The main section of the report, “Improving Lives Through Research,” details the processes for FDA approval of 13 new anticancer therapeutics, one new cancer screening test, one new diagnostic test, two new diagnostic imaging agents, and a new medical device developed for treating different forms of cancer between August 1, 2015, and July 31, 2016. In addition, the FDA approved new uses for 11 previously approved anticancer therapeutics during the same period. An exciting development is the approval of several immunotherapy approaches that utilize the patient's own immune system to attack cancer cells. Furthermore, genomic research is poised to accelerate precision therapeutics for cancer treatment.

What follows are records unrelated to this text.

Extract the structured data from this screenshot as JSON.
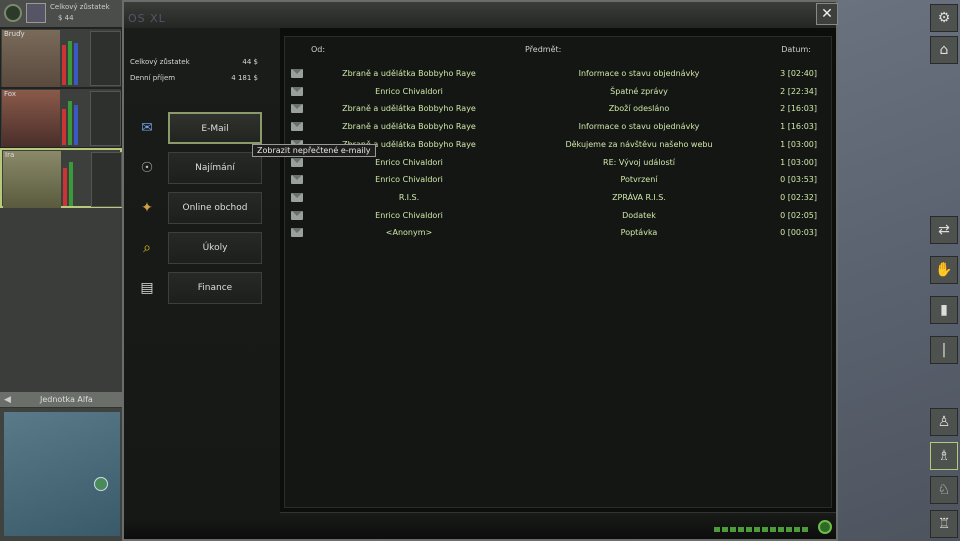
{
  "hud": {
    "balance_label": "Celkový zůstatek",
    "balance_value": "$ 44"
  },
  "mercs": [
    {
      "name": "Bruďy"
    },
    {
      "name": "Fox"
    },
    {
      "name": "Ira"
    }
  ],
  "squad": {
    "title": "Jednotka Alfa"
  },
  "laptop": {
    "logo": "OS XL",
    "close_label": "✕"
  },
  "summary": {
    "balance_label": "Celkový zůstatek",
    "balance_value": "44 $",
    "income_label": "Denní příjem",
    "income_value": "4 181 $"
  },
  "nav": [
    {
      "label": "E-Mail",
      "icon": "email-icon",
      "glyph": "✉"
    },
    {
      "label": "Najímání",
      "icon": "hire-icon",
      "glyph": "☉"
    },
    {
      "label": "Online obchod",
      "icon": "shop-icon",
      "glyph": "✦"
    },
    {
      "label": "Úkoly",
      "icon": "tasks-icon",
      "glyph": "⌕"
    },
    {
      "label": "Finance",
      "icon": "finance-icon",
      "glyph": "▤"
    }
  ],
  "tooltip": "Zobrazit nepřečtené e-maily",
  "inbox": {
    "col_from": "Od:",
    "col_subject": "Předmět:",
    "col_date": "Datum:",
    "rows": [
      {
        "from": "Zbraně a udělátka Bobbyho Raye",
        "subject": "Informace o stavu objednávky",
        "date": "3 [02:40]"
      },
      {
        "from": "Enrico Chivaldori",
        "subject": "Špatné zprávy",
        "date": "2 [22:34]"
      },
      {
        "from": "Zbraně a udělátka Bobbyho Raye",
        "subject": "Zboží odesláno",
        "date": "2 [16:03]"
      },
      {
        "from": "Zbraně a udělátka Bobbyho Raye",
        "subject": "Informace o stavu objednávky",
        "date": "1 [16:03]"
      },
      {
        "from": "Zbraně a udělátka Bobbyho Raye",
        "subject": "Děkujeme za návštěvu našeho webu",
        "date": "1 [03:00]"
      },
      {
        "from": "Enrico Chivaldori",
        "subject": "RE: Vývoj událostí",
        "date": "1 [03:00]"
      },
      {
        "from": "Enrico Chivaldori",
        "subject": "Potvrzení",
        "date": "0 [03:53]"
      },
      {
        "from": "R.I.S.",
        "subject": "ZPRÁVA R.I.S.",
        "date": "0 [02:32]"
      },
      {
        "from": "Enrico Chivaldori",
        "subject": "Dodatek",
        "date": "0 [02:05]"
      },
      {
        "from": "<Anonym>",
        "subject": "Poptávka",
        "date": "0 [00:03]"
      }
    ]
  },
  "right_buttons": [
    {
      "icon": "settings-icon",
      "glyph": "⚙"
    },
    {
      "icon": "hat-icon",
      "glyph": "⌂"
    },
    {
      "icon": "swap-icon",
      "glyph": "⇄"
    },
    {
      "icon": "hand-icon",
      "glyph": "✋"
    },
    {
      "icon": "door-icon",
      "glyph": "▮"
    },
    {
      "icon": "bar-icon",
      "glyph": "|"
    },
    {
      "icon": "stance-stand-icon",
      "glyph": "♙"
    },
    {
      "icon": "stance-walk-icon",
      "glyph": "♗"
    },
    {
      "icon": "stance-crouch-icon",
      "glyph": "♘"
    },
    {
      "icon": "stance-prone-icon",
      "glyph": "♖"
    }
  ]
}
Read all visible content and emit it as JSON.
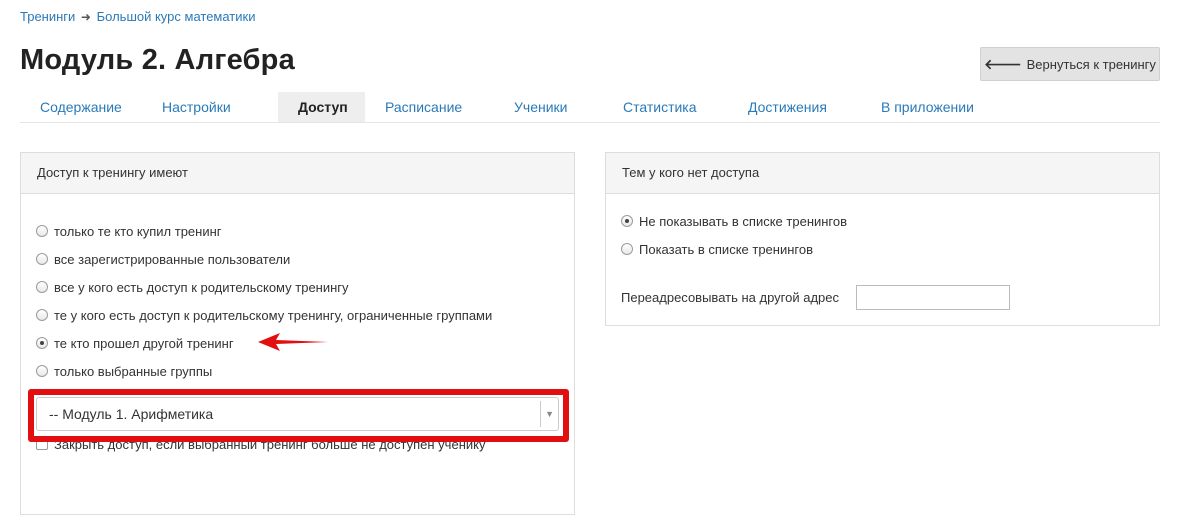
{
  "breadcrumb": {
    "items": [
      "Тренинги",
      "Большой курс математики"
    ],
    "separator": "➜"
  },
  "page": {
    "title": "Модуль 2. Алгебра",
    "back_button": {
      "arrow": "🡐",
      "label": "Вернуться к тренингу"
    }
  },
  "tabs": [
    {
      "label": "Содержание"
    },
    {
      "label": "Настройки"
    },
    {
      "label": "Доступ",
      "active": true
    },
    {
      "label": "Расписание"
    },
    {
      "label": "Ученики"
    },
    {
      "label": "Статистика"
    },
    {
      "label": "Достижения"
    },
    {
      "label": "В приложении"
    }
  ],
  "access_panel": {
    "title": "Доступ к тренингу имеют",
    "options": [
      {
        "label": "только те кто купил тренинг",
        "checked": false
      },
      {
        "label": "все зарегистрированные пользователи",
        "checked": false
      },
      {
        "label": "все у кого есть доступ к родительскому тренингу",
        "checked": false
      },
      {
        "label": "те у кого есть доступ к родительскому тренингу, ограниченные группами",
        "checked": false
      },
      {
        "label": "те кто прошел другой тренинг",
        "checked": true
      },
      {
        "label": "только выбранные группы",
        "checked": false
      }
    ],
    "training_select": {
      "value": "-- Модуль 1. Арифметика",
      "caret": "▼"
    },
    "close_access_checkbox": {
      "label": "Закрыть доступ, если выбранный тренинг больше не доступен ученику",
      "checked": false
    }
  },
  "no_access_panel": {
    "title": "Тем у кого нет доступа",
    "options": [
      {
        "label": "Не показывать в списке тренингов",
        "checked": true
      },
      {
        "label": "Показать в списке тренингов",
        "checked": false
      }
    ],
    "redirect": {
      "label": "Переадресовывать на другой адрес",
      "value": "",
      "placeholder": ""
    }
  },
  "annotations": {
    "highlight_color": "#e10f0f"
  },
  "colors": {
    "link": "#2a7ab8",
    "panel_header_bg": "#f5f5f5",
    "active_tab_bg": "#eeeeee"
  }
}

The remarkable narratives of 15 inspirational individuals who share their personal challenges with cancer are presented throughout the report. Their journeys remind us of the importance of having an open dialogue about cancer, to assess all of the treatment options available, and how their incredible bravery to join clinical trials and donate tissues, along with the support and care of their physicians, can accelerate the pace of research advances to help others. They illustrate real life examples of how these scientific advances impact the lives of patients and their families. The report also goes beyond the disease itself to shine a spotlight on areas of care that improve the quality of life of the patient, caregiver, loved ones, and cancer survivors.

As our knowledge of cancer expands, “precision medicine” directed at an individual's cancer will enhance the spectrum of cancer prevention, diagnosis, treatment, and care. “Anticipating Future Progress” and “Building Blocks to Further Progress Against Cancer” highlight the importance of ongoing research and sustained funding to expand our ability to find, treat, and cure cancer.

The AACR Cancer Progress Report 2016 presents promising developments in cancer research and how many lives have been improved. At the same time, the report emphasizes that there is much more that needs to be done. It concludes with a call for continued action for robust, sustained, and foreseeable budget increases for the NIH, NCI, and FDA and for the fervent support of the National Cancer Moonshot Initiative. The more we learn about the biology of cancer and the unique factors that affect the disease in different individuals, the more we can develop effective, less invasive treatments with fewer side effects that are affordable for all.